The policy says pediatricians should ask patients and parents at regular office visits how active they are. They also should document how much time patients spend each day on sedentary activities and urge them to follow AAP guidelines recommending no TV for children under age 2 and no more than two hours daily of TV, video games and other "screen time" for older children.

[Washington Post, 01 May 2006]


US Pediatricians want a tougher approach this time to curb the increasing abdominal girths of children. After all, even the World Health Organization (WHO) finds that more and more kids are growing obese lately.

I think it is also time to change the parents' mindset about how a cute baby should look like. Here in the Philippines, the fatter a baby is, the "cuter" that baby is. Hence, they try to feed these "cute babies" more frequently, and with more and more food. The fatter their babies become, the happier they are. Most parents here have this kind of thinking....which, I think, is a bit erroneous.

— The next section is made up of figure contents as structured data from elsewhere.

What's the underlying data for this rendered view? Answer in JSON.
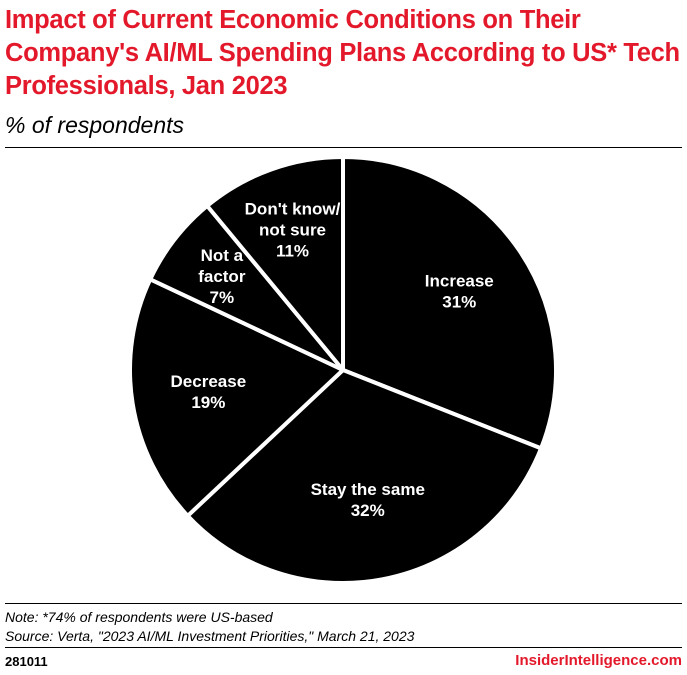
{
  "header": {
    "title": "Impact of Current Economic Conditions on Their Company's AI/ML Spending Plans According to US* Tech Professionals, Jan 2023",
    "subtitle": "% of respondents"
  },
  "colors": {
    "title": "#e3192b",
    "slice_fill": "#000000",
    "slice_border": "#ffffff",
    "label": "#ffffff",
    "brand": "#e3192b"
  },
  "chart_data": {
    "type": "pie",
    "title": "Impact of Current Economic Conditions on Their Company's AI/ML Spending Plans According to US* Tech Professionals, Jan 2023",
    "subtitle": "% of respondents",
    "start": "12 o'clock",
    "direction": "clockwise",
    "slices": [
      {
        "label": "Increase",
        "value": 31,
        "value_text": "31%",
        "label_lines": [
          "Increase",
          "31%"
        ]
      },
      {
        "label": "Stay the same",
        "value": 32,
        "value_text": "32%",
        "label_lines": [
          "Stay the same",
          "32%"
        ]
      },
      {
        "label": "Decrease",
        "value": 19,
        "value_text": "19%",
        "label_lines": [
          "Decrease",
          "19%"
        ]
      },
      {
        "label": "Not a factor",
        "value": 7,
        "value_text": "7%",
        "label_lines": [
          "Not a",
          "factor",
          "7%"
        ]
      },
      {
        "label": "Don't know/ not sure",
        "value": 11,
        "value_text": "11%",
        "label_lines": [
          "Don't know/",
          "not sure",
          "11%"
        ]
      }
    ]
  },
  "footer": {
    "note": "Note: *74% of respondents were US-based",
    "source": "Source: Verta, \"2023 AI/ML Investment Priorities,\" March 21, 2023",
    "chart_id": "281011",
    "brand": "InsiderIntelligence.com"
  }
}
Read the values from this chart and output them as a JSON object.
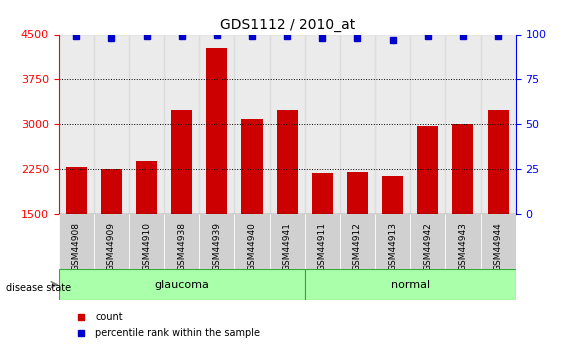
{
  "title": "GDS1112 / 2010_at",
  "categories": [
    "GSM44908",
    "GSM44909",
    "GSM44910",
    "GSM44938",
    "GSM44939",
    "GSM44940",
    "GSM44941",
    "GSM44911",
    "GSM44912",
    "GSM44913",
    "GSM44942",
    "GSM44943",
    "GSM44944"
  ],
  "bar_values": [
    2280,
    2255,
    2380,
    3230,
    4280,
    3080,
    3230,
    2180,
    2200,
    2130,
    2970,
    3000,
    3230
  ],
  "percentile_values": [
    99,
    98,
    99,
    99,
    100,
    99,
    99,
    98,
    98,
    97,
    99,
    99,
    99
  ],
  "bar_color": "#cc0000",
  "dot_color": "#0000cc",
  "ylim_left": [
    1500,
    4500
  ],
  "ylim_right": [
    0,
    100
  ],
  "yticks_left": [
    1500,
    2250,
    3000,
    3750,
    4500
  ],
  "yticks_right": [
    0,
    25,
    50,
    75,
    100
  ],
  "groups": [
    {
      "label": "glaucoma",
      "start": 0,
      "end": 6
    },
    {
      "label": "normal",
      "start": 7,
      "end": 12
    }
  ],
  "group_colors": [
    "#ccffcc",
    "#99ee99"
  ],
  "disease_state_label": "disease state",
  "legend_count_label": "count",
  "legend_percentile_label": "percentile rank within the sample",
  "bar_width": 0.6,
  "background_color": "#ffffff",
  "tick_label_bg": "#e0e0e0"
}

Years ago, a Japanese study found that approximately 32 percent of the obese boys and 41 percent of the obese girls grow into obese adults. The same study also concluded that childhood obesity may be a predictive factor of adult obesity.

This new role of pediatricians as "activity police" is a good idea. Somebody has to watch over and police the feeding and activity habits of both parents and their children.

2 reactions:

ipanema said...

Children spend first 14 years (am I correct?) of their life with their paediatrician for check-up and booster shots. It is but proper for them to monitor their well-being at this stage. Of which they do. But recently they’ve been asked to do more than check their weight, etc. Recently, paediatricians were urged to add fitness check-up. Let me share this special report.

CNN article

lol Bayi, sumos have special diet to fatten themselves.

I am guilty to the flawed mindset that the chubbier they are, they cuter they are perceived to be. I was like that. Until now, I love to see ‘healthy’ bebes. :)

So, with hospitals tasked to add these programme of monitoring obesity in children, parents play a very important role to support their children. What's spread on the dining table is beyond the knowledge and control of the doctors.

beajerry said...

I guess anything being done is better than nothing, but the problem needs large systemic fixes that deal with everything from food marketing to parental misinformation. And it doesn't help that the US dietary pyramid is confusing and created in a quagmire of special interest inputs.